The Church soon recognized the duty of restraining the excesses of these vagrants. The Gallican synods at Angers in 453 (cannon viii.), and at Vannes in 465 (canons vi. and vii.) ruled that the roving monks should be debarred from communion and on occasion should be strictly disciplined; the two Spanish synods at Toledo in 633 (canon liii.) and 646 (canon v.) demanded that the religiosi vagabundi should either be coordinated with the clergy or else consigned to the cloister. The monastic foundations of Caesarius of Arles, Benedict of Nursia, and Cassiodorus in the sixth century served to repress wandering monks, expressly binding their inmates to persevere in the monastic estate until death, and to remain in the cloister first selected.
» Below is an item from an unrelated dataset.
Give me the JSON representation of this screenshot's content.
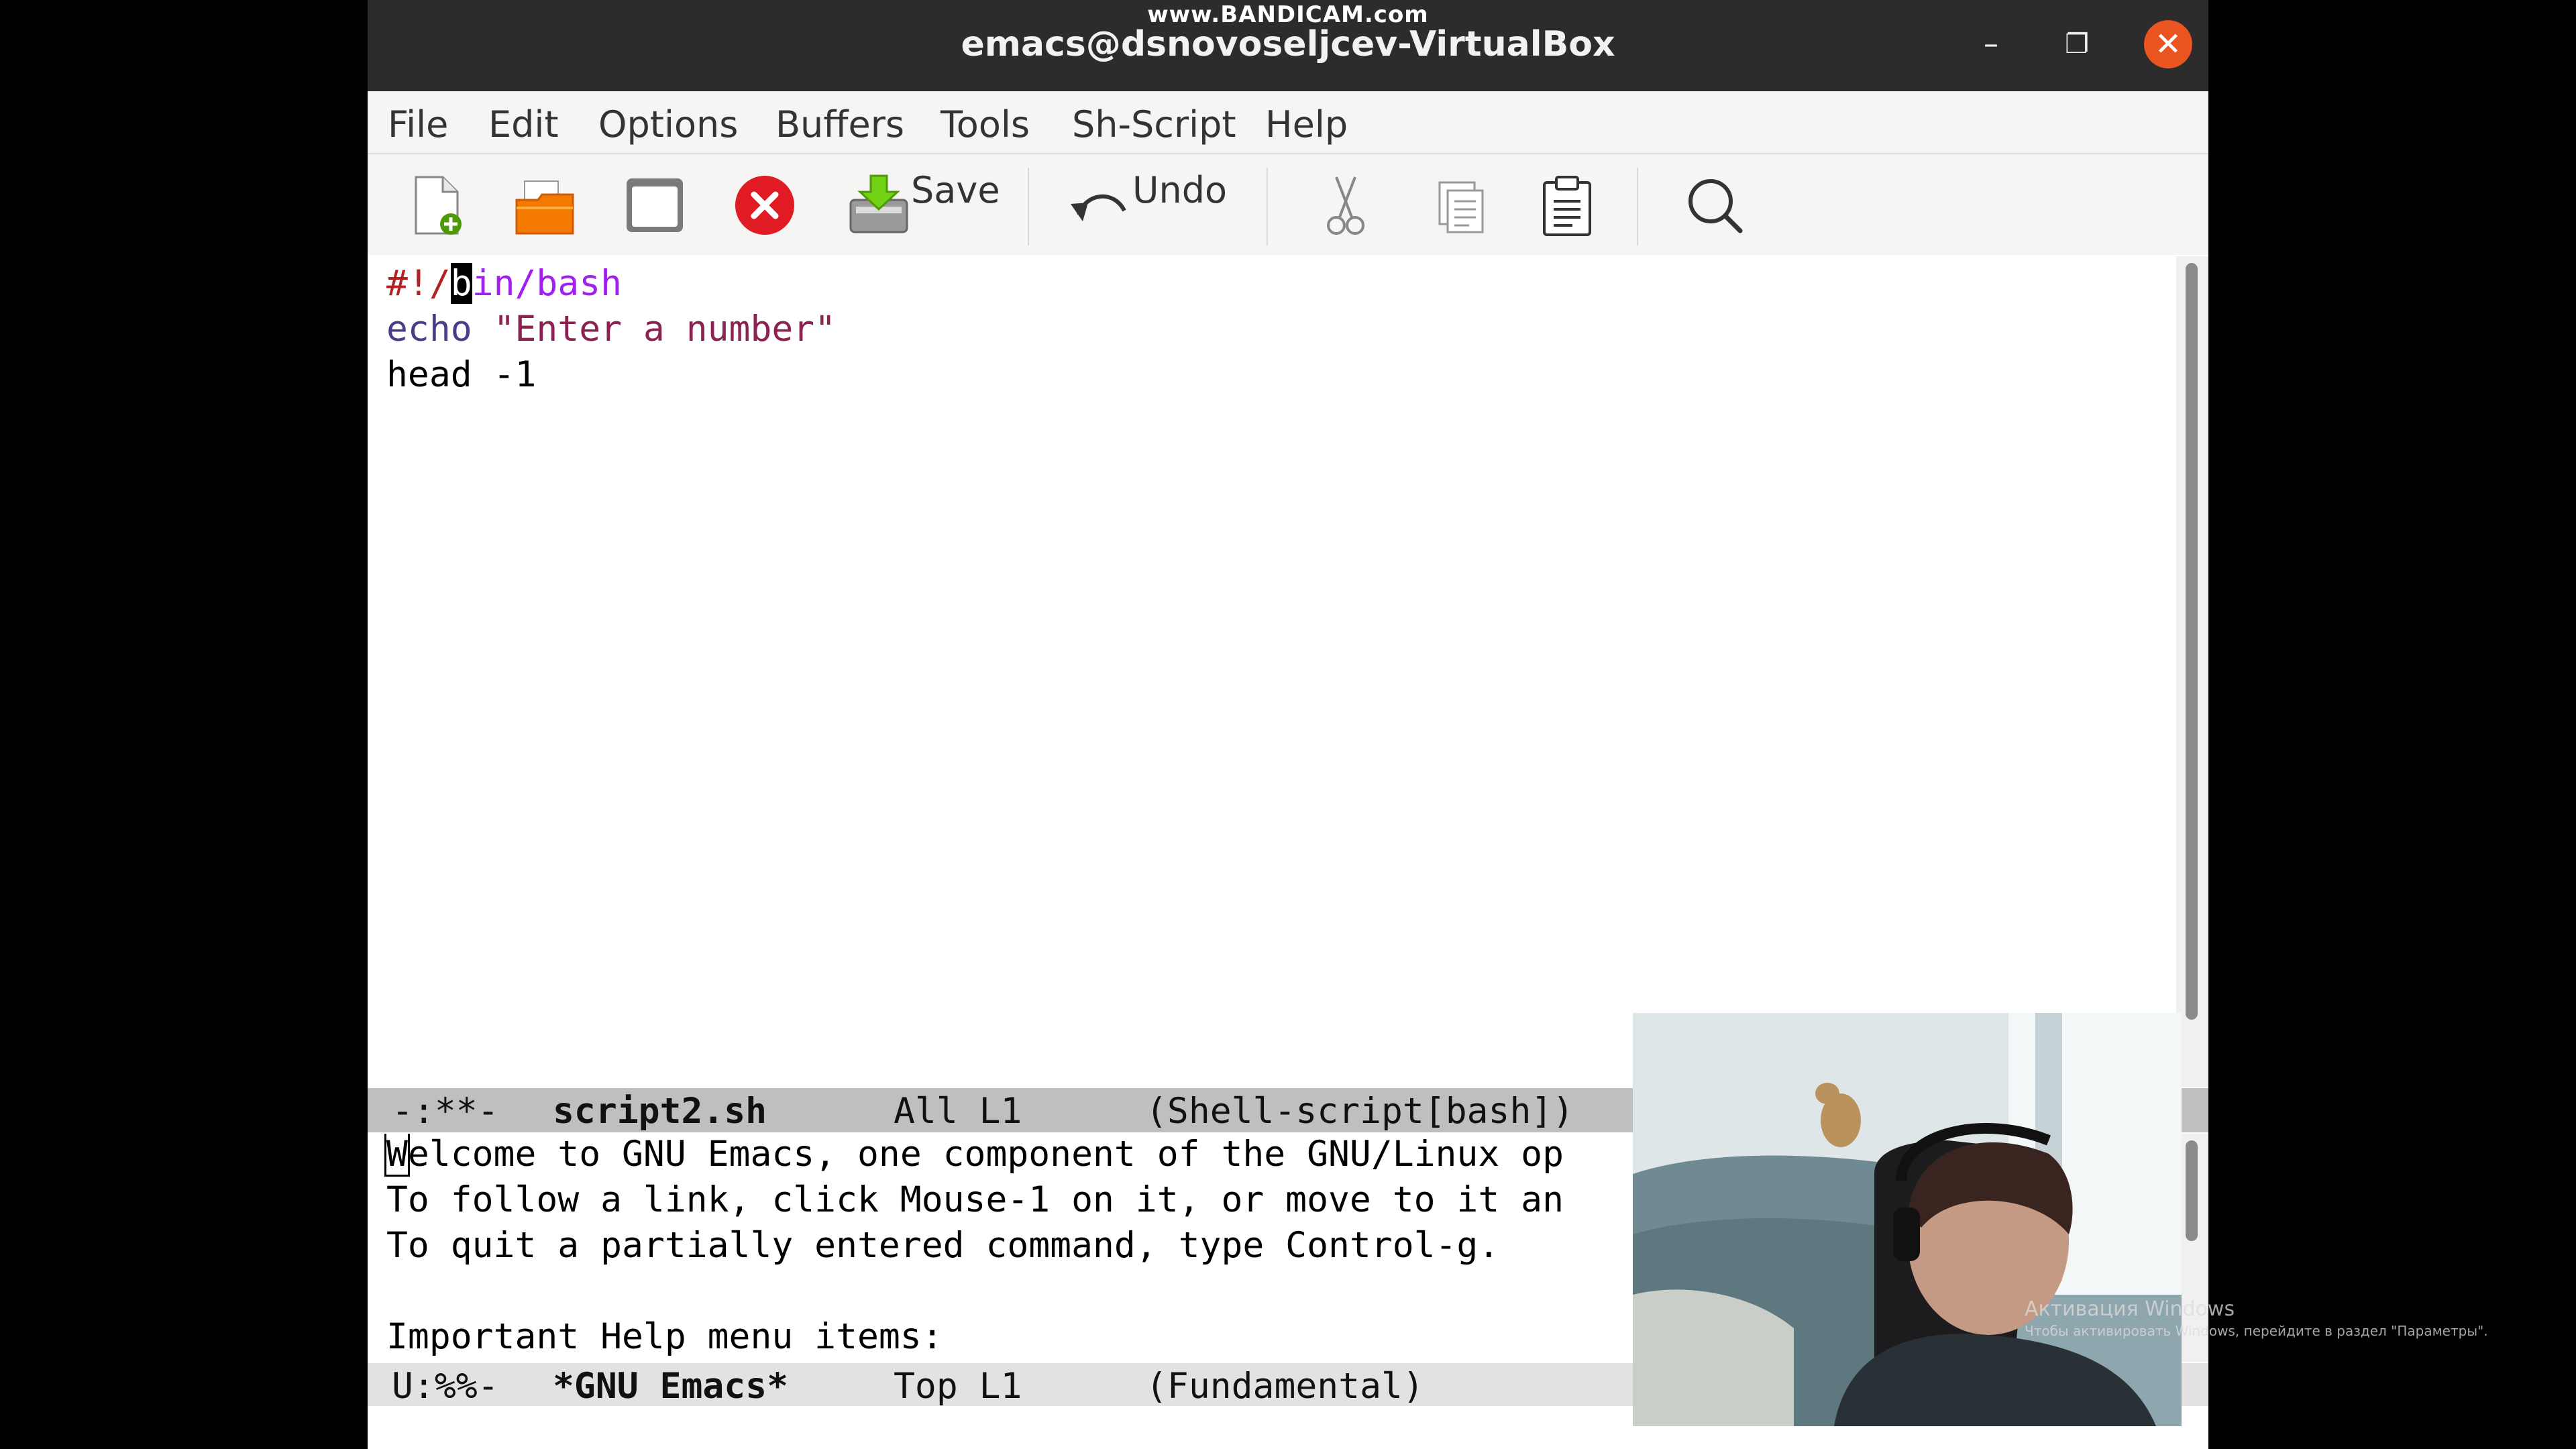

The triumph of the Benedictine rule in the eighth century brought Western monasticism under the fixed cenobite form. In the East measures to suppress roving monks were taken by the Council of Chalcedon in 451 (canon iv.), also by Justinian, and later by the Second Trullan Council in 692 (canon xlii.). Notwithstanding these enactments, there were roving impostors in monks' garb throughout the Middle Ages. Later the term "gyrovagi" was sometimes applied to unsettled and migratory clerics.

G. GRUTZMACHER.

BIBLIOGRAPHY: E. Martens, Commentarius in regula S. Benedicti, pp. 53 sqq., Paris, 1690; A. Calmet, Commentaire sur la regle de S. Benoit, pp. 26 sqq., ib. 1734; Heimbucher: Orden und Kongregationen, i. 149; KL, vi. 1403-04.